Les féministes se taisent sur l'agression et le meurtre mondial et local de femmes musulmanes qui vivent dans la peur d'exprimer leur identité et leur allégeance à Allah, Exalté soit-Il.
Nous, les femmes musulmanes, ne devons jamais oublier que nous avons une véritable autonomisation d'Allah, Exalté soit-Il seul, et que nos voix, notre sécurité et notre dignité ont toujours été préservées à l'ombre du Califat.
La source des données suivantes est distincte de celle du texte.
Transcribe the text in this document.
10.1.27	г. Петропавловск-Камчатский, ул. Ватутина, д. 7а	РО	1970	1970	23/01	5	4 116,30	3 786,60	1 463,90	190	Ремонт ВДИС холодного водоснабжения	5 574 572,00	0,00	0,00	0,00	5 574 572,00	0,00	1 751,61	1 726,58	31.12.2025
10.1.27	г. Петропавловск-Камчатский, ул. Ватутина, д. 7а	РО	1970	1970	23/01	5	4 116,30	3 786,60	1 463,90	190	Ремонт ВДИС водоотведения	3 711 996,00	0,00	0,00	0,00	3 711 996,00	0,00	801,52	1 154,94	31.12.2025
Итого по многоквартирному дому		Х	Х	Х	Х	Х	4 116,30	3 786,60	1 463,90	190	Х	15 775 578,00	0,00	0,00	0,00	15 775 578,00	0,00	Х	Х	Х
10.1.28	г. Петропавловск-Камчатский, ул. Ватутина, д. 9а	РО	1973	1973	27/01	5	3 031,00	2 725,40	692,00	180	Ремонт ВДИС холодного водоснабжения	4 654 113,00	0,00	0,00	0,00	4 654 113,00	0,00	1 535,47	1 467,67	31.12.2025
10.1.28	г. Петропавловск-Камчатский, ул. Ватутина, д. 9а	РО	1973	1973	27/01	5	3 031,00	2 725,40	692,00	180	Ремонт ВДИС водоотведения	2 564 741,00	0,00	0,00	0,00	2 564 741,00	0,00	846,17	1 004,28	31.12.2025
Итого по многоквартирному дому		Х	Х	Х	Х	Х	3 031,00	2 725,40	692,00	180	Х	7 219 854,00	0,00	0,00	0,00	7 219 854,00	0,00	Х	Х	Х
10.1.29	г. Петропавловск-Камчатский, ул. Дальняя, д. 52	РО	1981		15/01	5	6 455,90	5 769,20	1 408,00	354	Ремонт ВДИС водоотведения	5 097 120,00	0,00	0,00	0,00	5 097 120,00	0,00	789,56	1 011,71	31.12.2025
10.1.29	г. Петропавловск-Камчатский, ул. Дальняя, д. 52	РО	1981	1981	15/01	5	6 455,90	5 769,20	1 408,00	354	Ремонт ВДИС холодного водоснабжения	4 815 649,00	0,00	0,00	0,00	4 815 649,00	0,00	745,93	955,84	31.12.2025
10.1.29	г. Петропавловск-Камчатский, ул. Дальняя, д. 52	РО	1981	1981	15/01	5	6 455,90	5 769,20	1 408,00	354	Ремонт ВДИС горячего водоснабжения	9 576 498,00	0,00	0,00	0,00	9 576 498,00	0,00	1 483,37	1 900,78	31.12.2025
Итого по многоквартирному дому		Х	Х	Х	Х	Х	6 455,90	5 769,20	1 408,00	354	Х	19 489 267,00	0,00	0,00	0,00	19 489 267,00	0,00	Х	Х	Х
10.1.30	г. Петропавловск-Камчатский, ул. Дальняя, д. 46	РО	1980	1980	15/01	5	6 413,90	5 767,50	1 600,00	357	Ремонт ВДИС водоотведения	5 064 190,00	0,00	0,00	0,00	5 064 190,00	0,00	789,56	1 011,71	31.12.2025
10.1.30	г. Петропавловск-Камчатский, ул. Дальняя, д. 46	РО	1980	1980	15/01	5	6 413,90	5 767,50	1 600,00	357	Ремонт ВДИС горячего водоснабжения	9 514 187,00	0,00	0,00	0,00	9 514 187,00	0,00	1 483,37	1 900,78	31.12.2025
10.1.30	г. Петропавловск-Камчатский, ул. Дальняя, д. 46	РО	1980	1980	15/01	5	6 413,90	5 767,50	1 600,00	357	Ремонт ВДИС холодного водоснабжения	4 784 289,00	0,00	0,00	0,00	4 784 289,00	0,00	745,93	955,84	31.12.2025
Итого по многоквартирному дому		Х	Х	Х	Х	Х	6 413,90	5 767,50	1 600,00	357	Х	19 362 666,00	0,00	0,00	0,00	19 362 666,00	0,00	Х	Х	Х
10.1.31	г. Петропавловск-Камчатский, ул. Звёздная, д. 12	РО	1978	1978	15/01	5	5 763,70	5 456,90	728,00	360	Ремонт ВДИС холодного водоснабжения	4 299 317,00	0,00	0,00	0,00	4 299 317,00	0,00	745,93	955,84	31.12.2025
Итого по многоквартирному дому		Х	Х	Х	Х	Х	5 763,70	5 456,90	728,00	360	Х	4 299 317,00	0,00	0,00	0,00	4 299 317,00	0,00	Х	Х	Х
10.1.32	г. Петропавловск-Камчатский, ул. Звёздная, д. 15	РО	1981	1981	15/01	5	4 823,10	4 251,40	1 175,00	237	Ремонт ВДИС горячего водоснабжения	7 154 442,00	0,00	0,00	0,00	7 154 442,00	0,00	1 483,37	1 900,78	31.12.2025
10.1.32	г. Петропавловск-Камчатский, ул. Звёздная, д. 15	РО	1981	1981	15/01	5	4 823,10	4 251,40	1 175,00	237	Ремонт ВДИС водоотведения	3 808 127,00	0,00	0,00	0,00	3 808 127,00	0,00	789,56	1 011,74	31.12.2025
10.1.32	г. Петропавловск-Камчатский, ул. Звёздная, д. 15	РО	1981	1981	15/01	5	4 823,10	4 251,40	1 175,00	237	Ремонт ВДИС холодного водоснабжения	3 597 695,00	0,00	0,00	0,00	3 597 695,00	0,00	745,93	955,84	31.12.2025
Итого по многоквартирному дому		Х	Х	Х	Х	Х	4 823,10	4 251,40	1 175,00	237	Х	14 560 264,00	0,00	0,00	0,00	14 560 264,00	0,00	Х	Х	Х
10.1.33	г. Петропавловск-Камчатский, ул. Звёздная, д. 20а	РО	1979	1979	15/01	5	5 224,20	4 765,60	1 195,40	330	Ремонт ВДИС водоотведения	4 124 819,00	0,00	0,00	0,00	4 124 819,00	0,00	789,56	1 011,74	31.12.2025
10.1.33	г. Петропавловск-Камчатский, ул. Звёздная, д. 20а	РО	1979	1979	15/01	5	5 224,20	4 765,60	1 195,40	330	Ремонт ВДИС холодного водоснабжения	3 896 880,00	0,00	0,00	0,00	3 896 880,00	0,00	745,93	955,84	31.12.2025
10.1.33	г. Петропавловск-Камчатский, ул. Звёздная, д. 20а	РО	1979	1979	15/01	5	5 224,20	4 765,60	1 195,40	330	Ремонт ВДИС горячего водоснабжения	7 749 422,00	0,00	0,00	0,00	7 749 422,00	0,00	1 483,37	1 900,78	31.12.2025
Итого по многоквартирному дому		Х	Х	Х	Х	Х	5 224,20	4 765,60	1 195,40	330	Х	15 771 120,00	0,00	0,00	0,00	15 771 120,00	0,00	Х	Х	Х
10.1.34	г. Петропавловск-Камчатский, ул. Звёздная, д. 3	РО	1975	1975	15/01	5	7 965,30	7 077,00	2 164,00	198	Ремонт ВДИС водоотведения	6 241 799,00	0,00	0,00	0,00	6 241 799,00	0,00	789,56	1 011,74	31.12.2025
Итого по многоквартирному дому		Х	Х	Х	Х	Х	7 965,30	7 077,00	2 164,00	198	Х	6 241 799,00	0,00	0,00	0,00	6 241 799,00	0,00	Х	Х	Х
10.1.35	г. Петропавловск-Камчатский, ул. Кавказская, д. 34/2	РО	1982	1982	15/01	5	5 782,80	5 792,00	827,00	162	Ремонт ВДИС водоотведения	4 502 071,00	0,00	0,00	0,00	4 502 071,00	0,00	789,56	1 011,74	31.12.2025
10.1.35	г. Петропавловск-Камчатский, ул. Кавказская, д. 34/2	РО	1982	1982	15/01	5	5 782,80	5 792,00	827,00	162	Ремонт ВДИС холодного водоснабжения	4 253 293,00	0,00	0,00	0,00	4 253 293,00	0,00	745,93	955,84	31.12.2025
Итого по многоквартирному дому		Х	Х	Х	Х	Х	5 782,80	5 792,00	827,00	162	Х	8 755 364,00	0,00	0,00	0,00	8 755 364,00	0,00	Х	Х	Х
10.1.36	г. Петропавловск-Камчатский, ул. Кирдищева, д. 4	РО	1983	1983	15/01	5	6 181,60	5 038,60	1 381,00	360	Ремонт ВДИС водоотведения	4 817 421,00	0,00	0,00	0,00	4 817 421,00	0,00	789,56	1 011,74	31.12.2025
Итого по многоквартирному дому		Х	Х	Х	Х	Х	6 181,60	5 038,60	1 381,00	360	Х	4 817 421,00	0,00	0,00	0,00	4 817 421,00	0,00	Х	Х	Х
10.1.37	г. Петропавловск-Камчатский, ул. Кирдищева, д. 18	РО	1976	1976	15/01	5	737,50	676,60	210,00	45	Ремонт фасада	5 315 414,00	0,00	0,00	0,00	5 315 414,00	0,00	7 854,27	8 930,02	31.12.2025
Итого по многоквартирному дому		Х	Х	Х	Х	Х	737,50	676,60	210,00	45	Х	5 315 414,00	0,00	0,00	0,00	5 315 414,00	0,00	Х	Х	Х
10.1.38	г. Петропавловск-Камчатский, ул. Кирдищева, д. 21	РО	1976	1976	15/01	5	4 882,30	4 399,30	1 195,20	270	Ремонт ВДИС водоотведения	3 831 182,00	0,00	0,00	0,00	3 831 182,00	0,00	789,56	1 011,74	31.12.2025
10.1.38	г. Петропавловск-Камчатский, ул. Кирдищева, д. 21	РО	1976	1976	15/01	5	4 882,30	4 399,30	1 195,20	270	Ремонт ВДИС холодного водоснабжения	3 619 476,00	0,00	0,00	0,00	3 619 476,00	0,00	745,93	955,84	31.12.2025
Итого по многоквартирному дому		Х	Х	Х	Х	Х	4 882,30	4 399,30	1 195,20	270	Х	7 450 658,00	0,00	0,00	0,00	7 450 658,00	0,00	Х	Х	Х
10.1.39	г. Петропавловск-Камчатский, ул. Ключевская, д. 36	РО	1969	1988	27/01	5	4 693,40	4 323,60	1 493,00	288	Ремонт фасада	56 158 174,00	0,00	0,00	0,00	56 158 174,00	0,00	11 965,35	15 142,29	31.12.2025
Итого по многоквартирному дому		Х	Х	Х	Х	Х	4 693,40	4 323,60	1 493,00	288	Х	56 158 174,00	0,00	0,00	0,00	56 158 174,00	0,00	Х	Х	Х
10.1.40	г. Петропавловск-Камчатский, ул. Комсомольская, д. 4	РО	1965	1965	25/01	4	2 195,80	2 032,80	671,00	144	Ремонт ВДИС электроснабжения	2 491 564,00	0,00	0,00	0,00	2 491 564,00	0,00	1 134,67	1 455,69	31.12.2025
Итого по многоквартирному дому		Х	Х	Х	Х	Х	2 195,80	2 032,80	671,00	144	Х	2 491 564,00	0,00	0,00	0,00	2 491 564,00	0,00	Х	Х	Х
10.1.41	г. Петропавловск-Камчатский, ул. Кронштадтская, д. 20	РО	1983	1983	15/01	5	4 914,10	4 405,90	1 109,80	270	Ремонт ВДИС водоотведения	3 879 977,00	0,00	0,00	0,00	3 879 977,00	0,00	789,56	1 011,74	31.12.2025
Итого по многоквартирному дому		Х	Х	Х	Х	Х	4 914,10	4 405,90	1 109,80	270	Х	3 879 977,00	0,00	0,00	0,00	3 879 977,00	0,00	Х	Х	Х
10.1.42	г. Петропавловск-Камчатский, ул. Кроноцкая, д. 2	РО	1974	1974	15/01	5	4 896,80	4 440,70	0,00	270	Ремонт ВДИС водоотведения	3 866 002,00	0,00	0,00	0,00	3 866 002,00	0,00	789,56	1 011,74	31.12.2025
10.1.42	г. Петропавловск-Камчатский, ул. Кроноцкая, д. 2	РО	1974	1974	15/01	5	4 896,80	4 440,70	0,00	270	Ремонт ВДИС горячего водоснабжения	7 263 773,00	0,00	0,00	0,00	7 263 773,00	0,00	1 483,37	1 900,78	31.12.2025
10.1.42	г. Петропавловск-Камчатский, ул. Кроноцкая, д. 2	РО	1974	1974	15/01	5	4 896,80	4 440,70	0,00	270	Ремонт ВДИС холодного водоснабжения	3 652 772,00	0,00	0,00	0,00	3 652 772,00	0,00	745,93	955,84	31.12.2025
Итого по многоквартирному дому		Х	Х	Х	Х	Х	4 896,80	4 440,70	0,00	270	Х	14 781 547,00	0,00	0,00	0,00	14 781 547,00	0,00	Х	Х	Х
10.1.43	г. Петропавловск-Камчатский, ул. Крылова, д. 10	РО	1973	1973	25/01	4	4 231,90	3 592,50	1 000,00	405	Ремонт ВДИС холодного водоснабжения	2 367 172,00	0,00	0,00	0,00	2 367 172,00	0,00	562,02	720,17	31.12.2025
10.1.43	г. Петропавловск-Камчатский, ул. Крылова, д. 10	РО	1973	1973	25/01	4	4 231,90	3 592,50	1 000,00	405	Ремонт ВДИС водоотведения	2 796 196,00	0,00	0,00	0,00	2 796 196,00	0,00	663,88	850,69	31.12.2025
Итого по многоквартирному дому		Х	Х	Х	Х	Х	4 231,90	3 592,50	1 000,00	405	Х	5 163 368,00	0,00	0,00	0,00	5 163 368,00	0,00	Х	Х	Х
Nous n'avons jamais eu besoin d'un mouvement pour les droits des femmes et nous protégions les femmes non musulmanes avec nos nobles valeurs. Les droits économiques et sociaux sont sacrés et clairs dans la sourate An-Nisa ; ﴿Et à vous la moitié de ce que laissent vos épouses si elles n'ont pas d'enfants. Si elles ont un enfant, alors vous aurez le quart de ce qu'elles laissent, après déduction faite du testament qu'elles auraient fait ou d'une dette. Et à elles le quart de ce que vous laissez si vous n'avez pas d'enfant. Mais si vous avez un enfant, alors elles auront le huitième de ce que vous laissez après déduction faite du testament que vous auriez fait ou d'une dette. Et si un homme, ou une femme, meurt sans héritier direct, mais a un frère ou une sœur, alors à chacun de ceux-ci le sixième. S'ils sont plus nombreux, ils se partageront le tiers, après déduction faite du testament qui aurait été fait ou d'une dette, sans préjudice à quiconque. Ceci est une prescription d'Allah, et Allah est Omniscient et Indulgent﴾.
Si nous nous concentrons exclusivement sur le retour de l'islam à la vie politique, nous ne resterons pas distraits dans les dédales de l'agenda laïc qui ne cherche qu'à rendre la vraie femme musulmane invisible et impuissante.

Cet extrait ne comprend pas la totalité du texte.